A Socialist Economic Democracy
Third: an ecosocialist democracy. Endless growth or stasis? Resource exhaustion or conservation? Automobilization of the planet or enhanced public transport? Deforestation or protection of the wild forests? Agro poisons or organic farming? Hunt the fish to extinction or protect the fisheries? Raze the Amazon forest to grow MacBurgers or promote a more vegetarian diet? Manufacture products designed to be ”used up, burned up, consumed as rapidly as possible” or design them to last, be repaired, recycled and also shared? Enforce private interests at the expense of the commons or subordinate private greed to the common good? In today’s globalized world, decisions about such questions will determine the fate of humanity.

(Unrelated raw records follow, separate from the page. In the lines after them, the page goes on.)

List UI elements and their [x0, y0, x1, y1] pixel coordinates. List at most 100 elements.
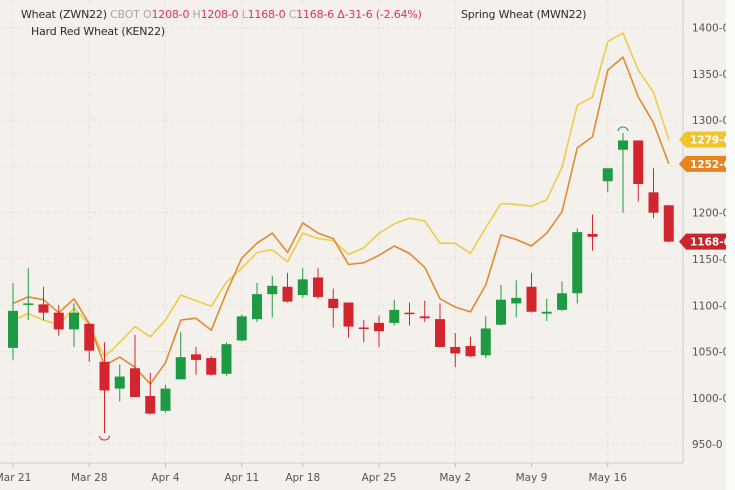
x-tick-label: Apr 25 — [362, 472, 397, 484]
candle-body — [572, 232, 583, 294]
legend-hard-red-wheat: Hard Red Wheat (KEN22) — [31, 25, 165, 38]
y-tick-label: 950-0 — [692, 439, 723, 451]
candle — [267, 275, 278, 318]
candle-body — [252, 294, 262, 320]
candle — [541, 298, 552, 322]
candle-body — [587, 233, 598, 237]
candle-body — [38, 304, 49, 313]
candle — [526, 272, 537, 313]
price-tag-label: 1168-6 — [690, 237, 731, 249]
candle — [252, 283, 262, 322]
candle — [633, 140, 644, 202]
high-label: H — [192, 8, 201, 21]
candle — [572, 228, 583, 304]
candle-body — [450, 346, 461, 354]
x-tick-label: May 16 — [589, 472, 628, 484]
candle — [282, 272, 293, 303]
candle-body — [69, 312, 79, 330]
candle-body — [343, 302, 354, 327]
candle — [38, 286, 49, 321]
price-tag-label: 1279-0 — [690, 135, 731, 147]
wheat-price-tag: 1168-6 — [679, 233, 733, 250]
period-high-marker — [617, 126, 629, 132]
candle-body — [541, 311, 552, 314]
candle-body — [53, 312, 64, 330]
hard-red-wheat-price-tag: 1252-6 — [679, 155, 733, 172]
candle-body — [297, 279, 308, 296]
candle — [358, 320, 369, 343]
period-low-marker — [99, 435, 110, 441]
candle — [511, 280, 522, 318]
candle — [343, 302, 354, 338]
candle — [374, 315, 384, 347]
close-label: C — [288, 8, 297, 21]
candle-body — [313, 277, 323, 297]
candle — [663, 205, 674, 243]
y-tick-label: 1150-0 — [692, 254, 729, 266]
symbol-name: Wheat (ZWN22) — [21, 8, 107, 21]
candle-body — [633, 140, 644, 184]
candle — [496, 284, 506, 326]
y-tick-label: 1100-0 — [692, 300, 729, 312]
candle-body — [84, 323, 95, 351]
candle-body — [99, 361, 110, 391]
candle — [175, 332, 186, 380]
candle-body — [328, 298, 339, 309]
candle-body — [389, 309, 400, 323]
candle-body — [160, 388, 171, 411]
x-tick-label: May 9 — [516, 472, 548, 484]
x-tick-label: May 2 — [439, 472, 471, 484]
candle — [450, 333, 461, 368]
candle — [435, 303, 445, 347]
hard-red-wheat-line — [12, 56, 670, 385]
legend-main: Wheat (ZWN22) CBOT O1208-0 H1208-0 L1168… — [21, 8, 422, 21]
candle-body — [618, 140, 628, 150]
candle — [191, 346, 201, 375]
candle — [480, 316, 491, 359]
candle — [465, 336, 476, 358]
spring-wheat-line — [12, 32, 670, 358]
price-tag-shape — [679, 233, 733, 250]
candle-body — [267, 285, 278, 295]
candle-body — [404, 312, 415, 315]
y-tick-label: 1000-0 — [692, 393, 729, 405]
candle — [602, 168, 613, 193]
low-value: 1168-0 — [247, 8, 286, 21]
candle — [328, 288, 339, 328]
x-tick-label: Mar 21 — [0, 472, 31, 484]
open-label: O — [143, 8, 152, 21]
change-value: Δ-31-6 (-2.64%) — [337, 8, 422, 21]
candle — [618, 133, 628, 213]
x-tick-label: Apr 11 — [224, 472, 259, 484]
candle — [84, 322, 95, 362]
high-value: 1208-0 — [200, 8, 239, 21]
right-edge — [726, 0, 735, 490]
candle-body — [282, 286, 293, 302]
x-tick-label: Apr 18 — [285, 472, 320, 484]
candle — [8, 283, 18, 360]
exchange: CBOT — [110, 8, 140, 21]
low-label: L — [241, 8, 248, 21]
candle — [53, 305, 64, 336]
candle-body — [221, 344, 232, 374]
candle-body — [648, 192, 659, 213]
y-tick-label: 1400-0 — [692, 23, 729, 35]
candle-body — [145, 396, 156, 414]
legend-spring-wheat: Spring Wheat (MWN22) — [461, 8, 587, 21]
spring-wheat-price-tag: 1279-0 — [679, 131, 733, 148]
candle-body — [465, 346, 476, 357]
candle — [419, 300, 430, 322]
candle-body — [480, 328, 491, 356]
candle — [206, 356, 217, 376]
candle — [236, 314, 247, 342]
price-tag-label: 1252-6 — [690, 159, 731, 171]
candle-body — [374, 322, 384, 332]
candle — [297, 268, 308, 298]
candle — [389, 299, 400, 326]
price-tag-shape — [679, 131, 733, 148]
candle-body — [130, 368, 140, 397]
candle-body — [419, 316, 430, 319]
candle — [557, 281, 567, 311]
candle — [69, 303, 79, 347]
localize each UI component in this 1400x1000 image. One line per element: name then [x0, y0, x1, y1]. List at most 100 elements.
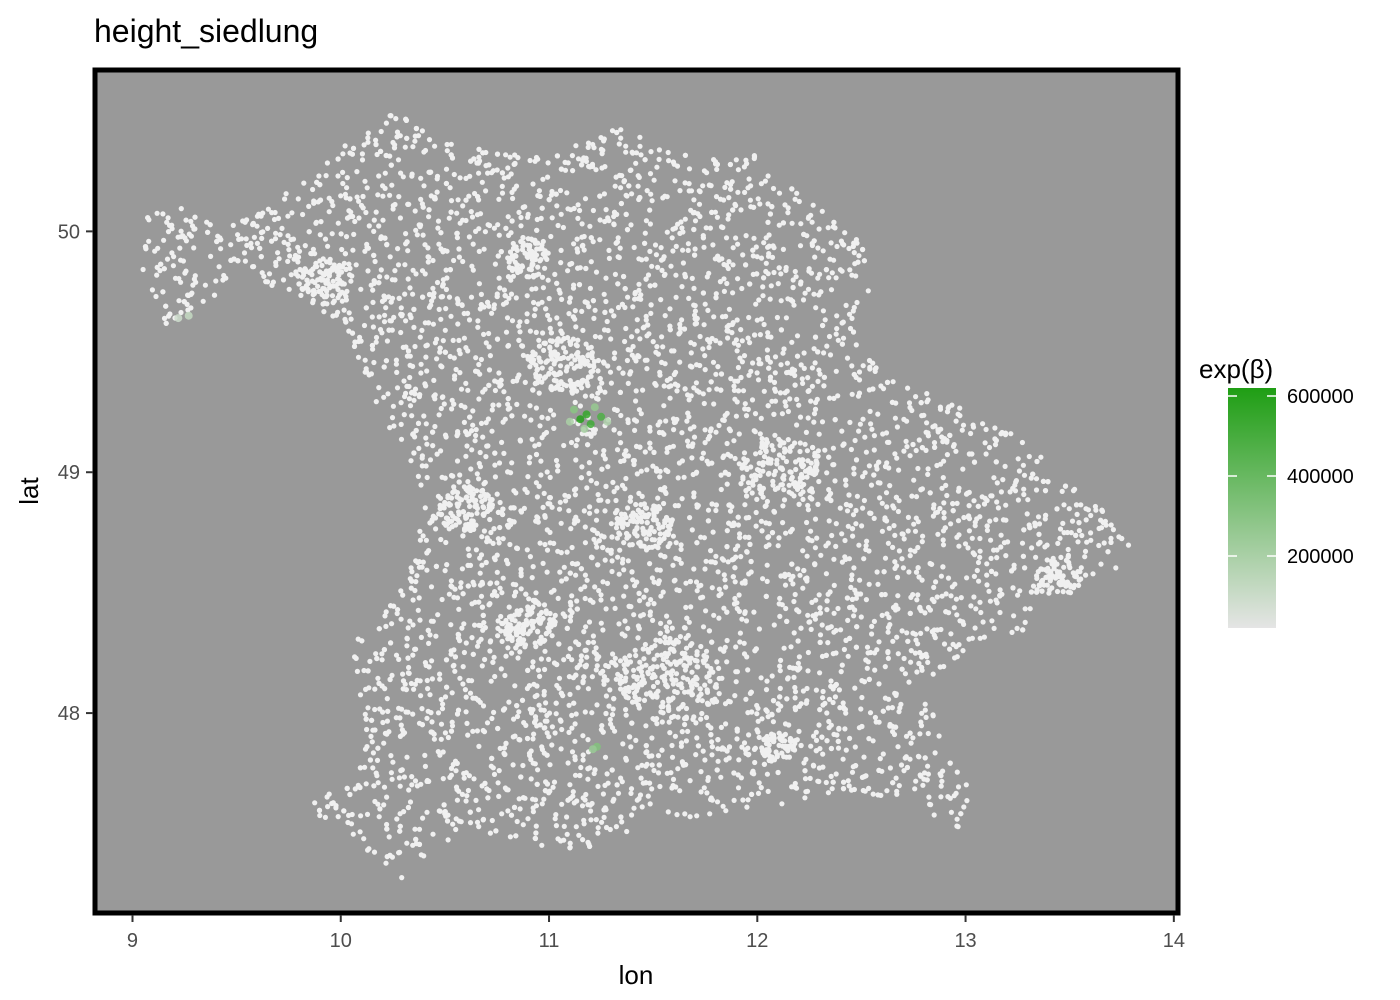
data-point — [295, 196, 301, 202]
data-point — [847, 325, 854, 332]
data-point — [837, 505, 843, 511]
data-point — [452, 668, 458, 674]
data-point — [761, 240, 767, 246]
data-point — [610, 596, 616, 602]
data-point — [487, 648, 493, 654]
data-point — [339, 246, 345, 253]
data-point — [412, 587, 418, 594]
data-point — [871, 472, 877, 478]
data-point — [827, 395, 833, 401]
data-point — [549, 742, 555, 748]
data-point — [770, 243, 776, 249]
data-point — [381, 647, 387, 653]
data-point — [954, 823, 960, 829]
data-point — [804, 685, 810, 692]
data-point — [733, 157, 739, 163]
data-point — [613, 662, 619, 668]
data-point — [651, 601, 657, 607]
data-point — [856, 428, 862, 434]
data-point — [778, 703, 784, 709]
data-point — [426, 291, 433, 298]
data-point — [339, 298, 345, 304]
data-point — [455, 321, 461, 327]
data-point — [674, 812, 680, 818]
data-point — [896, 783, 902, 789]
data-point — [708, 732, 714, 738]
data-point — [694, 652, 700, 658]
data-point — [560, 224, 567, 231]
data-point — [609, 128, 616, 134]
data-point — [869, 623, 875, 630]
data-point — [978, 609, 984, 616]
data-point — [492, 387, 498, 394]
data-point — [994, 499, 1000, 505]
data-point — [802, 290, 808, 296]
data-point — [426, 640, 432, 647]
data-point — [913, 394, 919, 400]
data-point — [411, 397, 417, 403]
data-point — [559, 726, 565, 733]
data-point — [754, 496, 760, 502]
data-point — [381, 364, 387, 370]
data-point — [602, 508, 608, 514]
data-point — [529, 436, 535, 442]
data-point — [584, 654, 590, 660]
data-point — [494, 569, 500, 575]
data-point — [918, 608, 924, 614]
data-point — [708, 379, 714, 385]
data-point — [1022, 606, 1028, 612]
data-point — [459, 791, 465, 798]
data-point — [691, 434, 698, 440]
data-point — [592, 449, 599, 455]
data-point — [424, 809, 430, 815]
data-point — [816, 722, 822, 728]
data-point — [458, 580, 464, 586]
data-point — [405, 248, 411, 254]
data-point — [595, 492, 601, 498]
data-point — [919, 445, 926, 451]
data-point — [817, 639, 823, 646]
data-point — [941, 436, 948, 442]
data-point — [890, 379, 896, 385]
data-point — [974, 567, 980, 574]
data-point — [724, 544, 730, 550]
data-point — [432, 194, 438, 200]
data-point — [601, 291, 607, 297]
data-point — [399, 875, 405, 881]
data-point — [686, 188, 692, 194]
data-point — [843, 501, 850, 508]
data-point — [562, 159, 568, 165]
data-point — [618, 775, 624, 781]
data-point — [791, 367, 798, 373]
data-point — [907, 547, 914, 553]
data-point — [272, 236, 279, 242]
data-point — [612, 655, 618, 661]
data-point — [477, 464, 483, 470]
data-point — [625, 625, 631, 632]
data-point — [409, 774, 415, 780]
data-point — [569, 560, 576, 567]
data-point — [898, 701, 904, 708]
data-point — [779, 801, 785, 807]
data-point — [603, 275, 609, 281]
data-point — [733, 235, 739, 241]
data-point — [554, 153, 561, 159]
data-point — [316, 173, 322, 179]
data-point — [376, 223, 382, 229]
data-point — [945, 575, 952, 581]
data-point — [814, 535, 820, 541]
data-point — [649, 575, 656, 581]
data-point — [1098, 561, 1104, 567]
data-point — [833, 543, 839, 550]
data-point — [747, 340, 753, 346]
data-point — [763, 543, 769, 550]
data-point — [499, 183, 505, 189]
data-point — [415, 133, 422, 139]
data-point — [909, 493, 915, 499]
data-point — [537, 540, 543, 546]
data-point — [343, 234, 350, 240]
data-point — [748, 558, 754, 565]
data-point — [710, 529, 716, 535]
data-point — [188, 218, 194, 224]
data-point — [544, 712, 550, 719]
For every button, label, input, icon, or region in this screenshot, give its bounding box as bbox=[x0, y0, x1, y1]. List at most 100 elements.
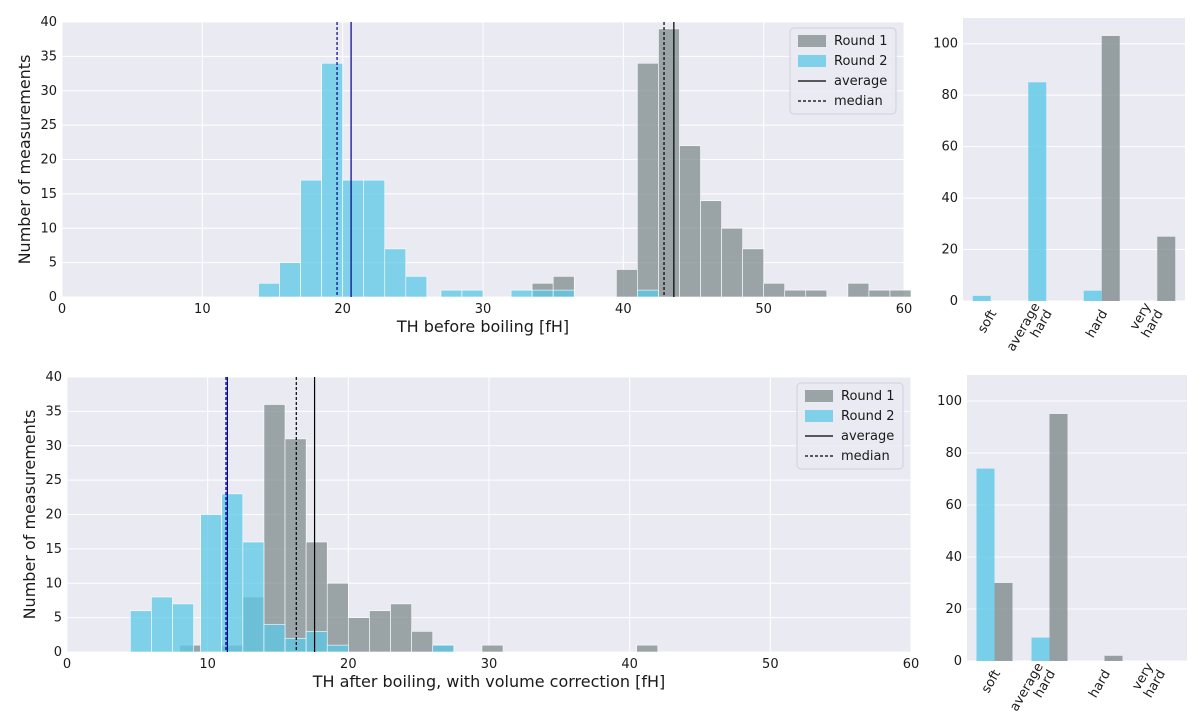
category-label: soft bbox=[975, 308, 1000, 336]
x-tick-label: 40 bbox=[621, 657, 638, 672]
histogram-bar bbox=[326, 644, 349, 653]
category-bar bbox=[1101, 36, 1120, 301]
category-bar bbox=[1028, 82, 1047, 302]
histogram-bar bbox=[221, 493, 244, 653]
y-tick-label: 20 bbox=[45, 508, 62, 523]
histogram-bar bbox=[552, 289, 575, 298]
category-bar bbox=[1049, 414, 1068, 661]
hist-after: 0 5 10 15 20 25 30 35 40 0 10 20 30 40 50 60 TH after bo… bbox=[20, 370, 919, 691]
y-tick-label: 0 bbox=[950, 294, 958, 309]
cat-before: 0 20 40 60 80 100 soft averagehard hard veryhard bbox=[933, 18, 1185, 354]
histogram-bar bbox=[263, 404, 286, 653]
x-tick-label: 50 bbox=[755, 302, 772, 317]
y-tick-label: 15 bbox=[45, 542, 62, 557]
histogram-bar bbox=[742, 248, 764, 298]
histogram-bar bbox=[679, 145, 701, 298]
x-tick-label: 10 bbox=[194, 302, 211, 317]
histogram-bar bbox=[300, 179, 322, 298]
histogram-bar bbox=[258, 282, 280, 298]
histogram-bar bbox=[721, 227, 743, 298]
histogram-bar bbox=[172, 603, 194, 653]
histogram-bar bbox=[321, 62, 343, 298]
histogram-bar bbox=[326, 582, 349, 653]
y-tick-label: 40 bbox=[45, 370, 62, 385]
legend-box bbox=[789, 27, 897, 115]
histogram-bar bbox=[342, 179, 365, 298]
legend-label: average bbox=[834, 74, 887, 89]
y-tick-label: 100 bbox=[937, 394, 962, 409]
histogram-bar bbox=[411, 631, 434, 653]
x-tick-label: 0 bbox=[63, 657, 71, 672]
histogram-bar bbox=[440, 289, 463, 298]
legend-box bbox=[796, 382, 904, 470]
y-tick-label: 10 bbox=[45, 576, 62, 591]
y-tick-label: 20 bbox=[40, 153, 57, 168]
x-tick-label: 40 bbox=[615, 302, 632, 317]
histogram-bar bbox=[242, 541, 265, 653]
histogram-bar bbox=[432, 644, 455, 653]
legend-swatch bbox=[798, 55, 826, 67]
y-tick-label: 35 bbox=[45, 404, 62, 419]
y-tick-label: 25 bbox=[40, 118, 57, 133]
histogram-bar bbox=[130, 610, 152, 653]
histogram-bar bbox=[305, 631, 328, 653]
legend-swatch bbox=[805, 390, 833, 402]
y-tick-label: 0 bbox=[49, 290, 57, 305]
hist-before: 0 5 10 15 20 25 30 35 40 0 10 20 30 40 50 60 TH before b… bbox=[15, 15, 912, 336]
category-label: veryhard bbox=[1127, 300, 1167, 340]
histogram-bar bbox=[363, 179, 386, 298]
category-bar bbox=[972, 295, 991, 301]
histogram-bar bbox=[405, 276, 428, 298]
x-tick-label: 20 bbox=[340, 657, 357, 672]
legend-label: Round 2 bbox=[834, 54, 888, 69]
histogram-bar bbox=[531, 289, 554, 298]
plot-area bbox=[963, 18, 1185, 301]
y-axis-label: Number of measurements bbox=[15, 55, 34, 265]
y-tick-label: 100 bbox=[933, 37, 958, 52]
x-tick-label: 60 bbox=[903, 657, 920, 672]
histogram-bar bbox=[889, 289, 912, 298]
x-tick-label: 30 bbox=[481, 657, 498, 672]
category-label: veryhard bbox=[1129, 660, 1169, 700]
legend-label: Round 2 bbox=[841, 409, 895, 424]
histogram-bar bbox=[510, 289, 533, 298]
histogram-bar bbox=[384, 248, 407, 298]
legend-label: median bbox=[834, 94, 883, 109]
histogram-bar bbox=[637, 62, 659, 298]
legend: Round 1 Round 2 average median bbox=[789, 27, 897, 115]
x-tick-label: 50 bbox=[762, 657, 779, 672]
legend-label: median bbox=[841, 449, 890, 464]
category-label: hard bbox=[1083, 308, 1111, 341]
histogram-bar bbox=[636, 644, 659, 653]
y-tick-label: 15 bbox=[40, 187, 57, 202]
histogram-bar bbox=[279, 262, 301, 298]
histogram-bar bbox=[700, 200, 722, 298]
histogram-bar bbox=[805, 289, 828, 298]
legend-swatch bbox=[798, 35, 826, 47]
y-tick-label: 40 bbox=[941, 191, 958, 206]
y-axis-label: Number of measurements bbox=[20, 410, 39, 620]
y-tick-label: 80 bbox=[945, 446, 962, 461]
x-axis-label: TH after boiling, with volume correction… bbox=[312, 672, 666, 691]
cat-after: 0 20 40 60 80 100 soft averagehard hard veryhard bbox=[937, 375, 1187, 714]
histogram-bar bbox=[348, 617, 370, 653]
category-bar bbox=[994, 583, 1013, 661]
y-tick-label: 60 bbox=[941, 140, 958, 155]
histogram-bar bbox=[637, 289, 659, 298]
category-label: hard bbox=[1086, 668, 1114, 701]
y-tick-label: 10 bbox=[40, 221, 57, 236]
histogram-bar bbox=[200, 514, 223, 653]
y-tick-label: 40 bbox=[945, 550, 962, 565]
histogram-bar bbox=[481, 644, 504, 653]
histogram-bar bbox=[284, 637, 307, 653]
histogram-bar bbox=[284, 438, 307, 653]
x-axis-label: TH before boiling [fH] bbox=[396, 317, 569, 336]
histogram-bar bbox=[616, 269, 638, 298]
y-tick-label: 80 bbox=[941, 88, 958, 103]
histogram-bar bbox=[151, 596, 173, 653]
legend-swatch bbox=[805, 410, 833, 422]
legend-label: Round 1 bbox=[841, 389, 895, 404]
x-tick-label: 30 bbox=[475, 302, 492, 317]
y-tick-label: 30 bbox=[40, 84, 57, 99]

Who can make these critical economic and moral decisions in society’s interest and in the interest of preserving a habitable planet? In Adam Smith’s view, which is still the operable maxim of modern capitalists and neoliberal economists, we should all just ”Look out for Number 1,” and the common good will take care of itself. If Smith were right, the common good would have taken care of itself long ago, and we wouldn’t be facing catastrophe. After centuries of Smithian economics, the common good needs our immediate and concentrated attention. Corporations can’t make such decisions in the best interests of society or the future, because their legal responsibility is to their private owners. The only way such decisions can be scientifically rational and socially responsible is when everyone who is affected participates in decision-making. And time is running out. We don’t have 20 or 30 years to wait for Ford and GM to figure out how they can make a buck on electric cars. We don’t have 60 or 70 years to wait while investors in coal-powered power plants milk the last profits out of those sunk investments before they consider an alternative.
Humanity is at a crossroads. Either we find a way to move toward a global economic democracy in which decisions about production and consumption are directly and democratically decided by all those affected, or the alternative will be the continuing descent into a capitalist war of all-against-all over ever-diminishing resources that can only end in the collapse of what’s left of civilization and the global ecology. To be sure, in an economic democracy, society would sometimes make mistakes in planning. We can’t have perfect foresight, and democracies make mistakes. But at least these would be honest mistakes. The conclusion seems inescapable: Either we democratize the economy, construct the institutions of a practical working socialist democracy, or we face ecological and social collapse.